LV: As tuas fotografias parece que implicam sempre uma ideia de viagem, mesmo que não seja geográfica, é sempre a um universo que se nos dá a conhecer. Concordas que há sempre uma deslocação de olhares, de perspectivas?

 

PVP: Sim, Concordo. Eu gosto de fotografias não óbvias, dúbias....que permitam ao observador viajar numa determinada imagem, não só em termos da composição, da luz, mas também do ser ou objecto fotografado, e ficarem intrigados... poderem interpretar à sua maneira, e muitas vezes terem que voltar a essa imagem para a voltarem a descobrir algo de novo.

 


LV: A temática da juventude também está muito presente no teu trabalho. Que características que interessam nesse período, porque é que continua a interessar-te?

 

PVP: A temática da juventude surgiu por acaso, quando os Encontros de Imagem em 2012, convidaram a Kameraphoto - o colectivo ao qual pertencia, a realizar um trabalho sobre a juventude e eu decidi fazer um trabalho sobre os “Jovens de Atenas”, porque nessa altura tinha se começado a falar da crise na Grécia, e havia manifestações violentas todos os dias em Atenas, e eu quis ver com os meus próprios olhos como é que os jovens estavam a lidar com esta viragem na Europa. Durante um mês fiz um retrato de nove jovens, e foi tudo muito entusiasmante. Posteriormente com o projeto “The Passenger” fiz uma viagem de comboio pelo norte da Europa – Estónia, Letónia, Lituânia, Polónia....e onde mais uma vez interessou-me retratar jovens artistas. Recentemente, fui também convidada para uma residência em Cabo Verde, no Mindelo, e debrucei-me num grupo de jovens que se vestem de mulheres e vivem isso de uma forma pacifica e glamorosa, trabalho que irá ser mostrado brevemente.
Sim, a juventude interessa-me porque é uma fase da vida, em que apesar dos problemas que possam haver, como toda esta reviravolta social e política na Europa, ou os preconceitos de género que ainda existem a nível mundial – os jovens têm uma força e um optimismo na vida em geral, que é contagiante, e acreditam que podem mudar o mundo.
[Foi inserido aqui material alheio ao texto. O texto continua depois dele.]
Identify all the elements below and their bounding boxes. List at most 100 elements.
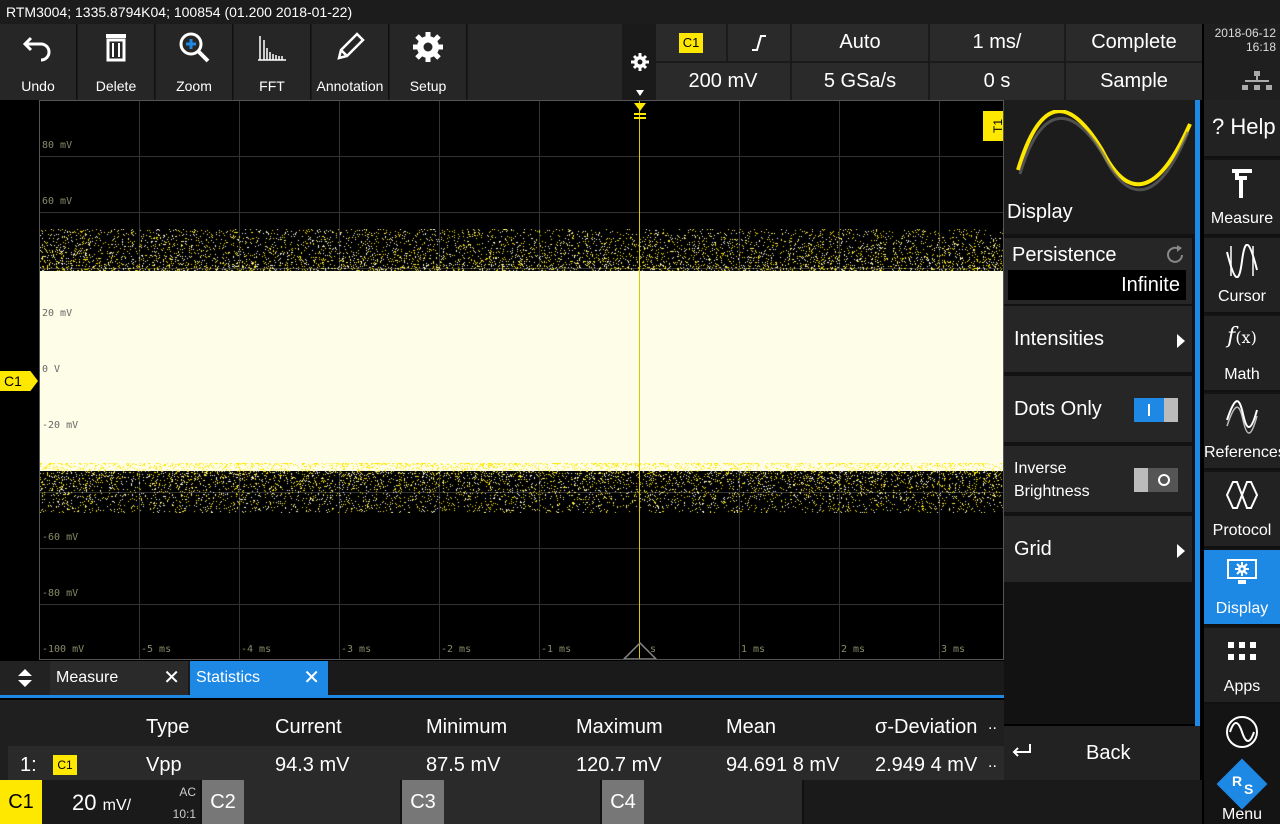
grid-label: Grid	[1014, 538, 1052, 560]
nav-apps[interactable]: Apps	[1204, 628, 1280, 704]
column-header: σ-Deviation	[875, 716, 978, 738]
inverse-brightness-toggle[interactable]	[1134, 468, 1178, 492]
math-label: Math	[1224, 366, 1260, 383]
channel-offset-marker[interactable]: C1	[0, 371, 38, 391]
close-icon[interactable]: ✕	[303, 665, 320, 690]
waveform-plot[interactable]: 80 mV 60 mV 20 mV 0 V -20 mV -60 mV -80 …	[39, 100, 1004, 660]
annotation-button[interactable]: Annotation	[312, 24, 389, 100]
date-text: 2018-06-12	[1214, 26, 1276, 40]
back-button[interactable]: Back	[1004, 726, 1200, 780]
tab-statistics[interactable]: Statistics ✕	[190, 661, 328, 695]
channel-c2-label: C2	[202, 780, 244, 824]
channel-c1-setting[interactable]: C1 20 mV/ AC 10:1	[0, 780, 200, 824]
trash-icon	[106, 34, 126, 62]
grid-line	[40, 604, 1003, 605]
channel-c2-setting[interactable]: C2	[202, 780, 400, 824]
cell-current: 94.3 mV	[275, 754, 350, 776]
trigger-position-marker-bottom[interactable]	[623, 642, 657, 660]
x-tick-label: 3 ms	[941, 644, 966, 655]
inverse-brightness-label-2: Brightness	[1014, 483, 1090, 500]
trigger-level-marker[interactable]: T1	[983, 111, 1003, 141]
dots-only-toggle[interactable]	[1134, 398, 1178, 422]
trigger-position-line[interactable]	[639, 101, 640, 659]
inverse-brightness-toggle-knob	[1134, 468, 1148, 492]
inverse-brightness-setting[interactable]: Inverse Brightness	[1004, 446, 1192, 512]
x-tick-label: 2 ms	[841, 644, 866, 655]
y-tick-label: -20 mV	[42, 420, 79, 431]
channel-c3-setting[interactable]: C3	[402, 780, 600, 824]
help-text: Help	[1230, 114, 1276, 139]
measure-icon	[1232, 169, 1252, 198]
acquisition-state-cell[interactable]: Complete	[1066, 24, 1202, 61]
nav-cursor[interactable]: Cursor	[1204, 238, 1280, 314]
persistence-setting[interactable]: Persistence Infinite	[1004, 238, 1192, 304]
time-offset-cell[interactable]: 0 s	[930, 63, 1064, 100]
grid-menu-item[interactable]: Grid	[1004, 516, 1192, 582]
toolbar-settings-toggle[interactable]	[624, 24, 656, 100]
y-tick-label: -80 mV	[42, 588, 79, 599]
channel-bar: C1 20 mV/ AC 10:1 C2 C3 C4	[0, 780, 1202, 824]
close-icon[interactable]: ✕	[163, 665, 180, 690]
sample-rate-cell[interactable]: 5 GSa/s	[792, 63, 928, 100]
nav-measure[interactable]: Measure	[1204, 160, 1280, 236]
time-scale-cell[interactable]: 1 ms/	[930, 24, 1064, 61]
x-tick-label: -1 ms	[541, 644, 572, 655]
channel-bar-empty	[804, 780, 1202, 824]
y-tick-label: 0 V	[42, 364, 61, 375]
trigger-slope-cell[interactable]	[728, 24, 790, 61]
nav-protocol[interactable]: Protocol	[1204, 472, 1280, 548]
trigger-position-marker-top[interactable]	[633, 103, 647, 125]
toolbar-empty-slot	[468, 24, 622, 100]
tab-measure[interactable]: Measure ✕	[50, 661, 188, 695]
tabs-expand-toggle[interactable]	[0, 661, 50, 695]
setup-button[interactable]: Setup	[390, 24, 467, 100]
delete-button[interactable]: Delete	[78, 24, 155, 100]
tab-measure-label: Measure	[56, 669, 119, 686]
channel-c4-setting[interactable]: C4	[602, 780, 802, 824]
cursor-label: Cursor	[1217, 288, 1266, 305]
reset-icon[interactable]	[1164, 244, 1186, 266]
trigger-source-cell[interactable]: C1	[656, 24, 726, 61]
undo-button[interactable]: Undo	[0, 24, 77, 100]
trigger-mode-cell[interactable]: Auto	[792, 24, 928, 61]
network-icon	[1242, 71, 1272, 90]
nav-help[interactable]: ? Help	[1204, 100, 1280, 158]
column-header: Current	[275, 716, 342, 738]
dots-only-setting[interactable]: Dots Only	[1004, 376, 1192, 442]
zoom-button[interactable]: Zoom	[156, 24, 233, 100]
nav-math[interactable]: f(x) Math	[1204, 316, 1280, 392]
persistence-value[interactable]: Infinite	[1008, 270, 1186, 300]
x-tick-label: 1 ms	[741, 644, 766, 655]
svg-text:S: S	[1244, 781, 1253, 797]
nav-references[interactable]: References	[1204, 394, 1280, 470]
acquisition-mode-cell[interactable]: Sample	[1066, 63, 1202, 100]
instrument-title: RTM3004; 1335.8794K04; 100854 (01.200 20…	[0, 0, 1280, 24]
toggle-on-mark	[1148, 404, 1150, 416]
undo-icon	[22, 36, 51, 62]
fft-icon	[258, 36, 286, 61]
persistence-label: Persistence	[1012, 244, 1117, 266]
acquisition-settings: C1 Auto 1 ms/ Complete 200 mV 5 GSa/s 0 …	[656, 24, 1202, 100]
settings-gear-icon	[631, 53, 649, 71]
sine-circle-icon	[1226, 716, 1258, 748]
gear-icon	[413, 32, 443, 62]
intensities-label: Intensities	[1014, 328, 1105, 350]
x-tick-label: -5 ms	[141, 644, 172, 655]
undo-label: Undo	[21, 78, 55, 94]
channel-c1-scale: 20 mV/	[72, 790, 131, 816]
cell-type: Vpp	[146, 754, 182, 776]
nav-menu[interactable]: RS Menu	[1204, 706, 1280, 824]
fft-button[interactable]: FFT	[234, 24, 311, 100]
channel-c4-label: C4	[602, 780, 644, 824]
result-tabs: Measure ✕ Statistics ✕	[0, 661, 1004, 698]
annotation-label: Annotation	[316, 78, 384, 94]
time-text: 16:18	[1245, 40, 1276, 54]
tab-statistics-label: Statistics	[196, 669, 261, 686]
expand-collapse-icon	[18, 669, 32, 687]
channel-c1-label: C1	[0, 780, 42, 824]
intensities-menu-item[interactable]: Intensities	[1004, 306, 1192, 372]
nav-display[interactable]: Display	[1204, 550, 1280, 626]
trigger-level-cell[interactable]: 200 mV	[656, 63, 790, 100]
x-tick-label: -4 ms	[241, 644, 272, 655]
delete-label: Delete	[95, 78, 137, 94]
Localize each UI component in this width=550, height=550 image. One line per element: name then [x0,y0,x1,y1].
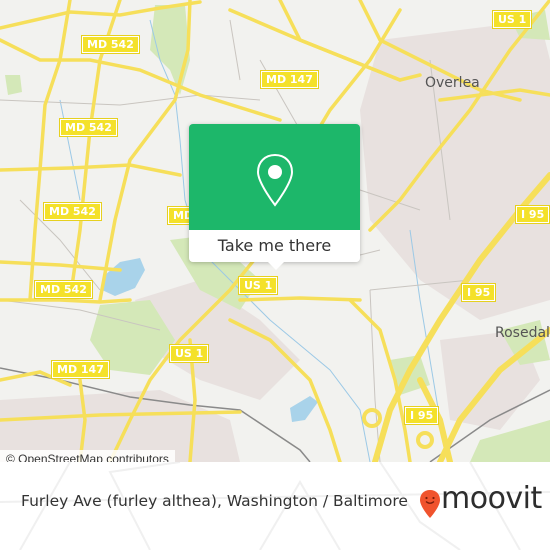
route-shield-md147: MD 147 [51,360,110,379]
location-popup[interactable]: Take me there [189,124,360,270]
route-shield-md542: MD 542 [59,118,118,137]
moovit-wordmark: moovit [441,481,542,516]
map-view[interactable]: Overlea Rosedale MD 542 MD 542 MD 542 MD… [0,0,550,462]
route-shield-i95: I 95 [403,406,440,425]
route-shield-md147: MD 147 [260,70,319,89]
route-shield-i95: I 95 [460,283,497,302]
take-me-there-button[interactable]: Take me there [189,230,360,262]
route-shield-us1: US 1 [168,344,210,363]
route-shield-md542: MD 542 [81,35,140,54]
route-shield-md542: MD 542 [43,202,102,221]
popup-header [189,124,360,230]
location-pin-icon [256,153,294,207]
route-shield-us1: US 1 [491,10,533,29]
popup-pointer [267,261,285,270]
route-shield-i95: I 95 [514,205,550,224]
footer-bar: Furley Ave (furley althea), Washington /… [0,462,550,550]
route-shield-md542: MD 542 [34,280,93,299]
location-title: Furley Ave (furley althea), Washington /… [21,492,408,510]
place-label-overlea: Overlea [425,75,480,91]
place-label-rosedale: Rosedale [495,325,550,341]
route-shield-us1: US 1 [237,276,279,295]
moovit-pin-smile-icon [420,490,440,518]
Para eles tudo é possível.

 


LV: A fotografia faz parte da tua vida diária? Ou há períodos em que estás a preparar projetos e não fotografas?

 

PVP: Sim a fotografia faz parte da minha vida diária, não quero com isto dizer que fotografo da mesma forma como fotografo quando estou a realizar um projeto. Normalmente tiro fotografias diárias, muito poucas, como diário de acontecimentos ou pensamentos que vão surgindo. Também é usual ir ver fotografias de outros fotógrafos e ir guardando como apontamentos – ou pelos enquadramentos, luz, originalidade. Esta recolha diária serve de esboços para ideias futuras. Depois também entre projetos, surgem trabalhos pontuais para revistas ou jornais estrangeiros, e aí fotografo intensamente. Durante os projetos, existem varias fases, a fase de fotografar todos os dias, e depois a fase de pausa em que não olho mesmo para o que fotografei e depois a fase de edição, em que demoro muito tempo a analisar o que fiz e a selecionar as fotografias.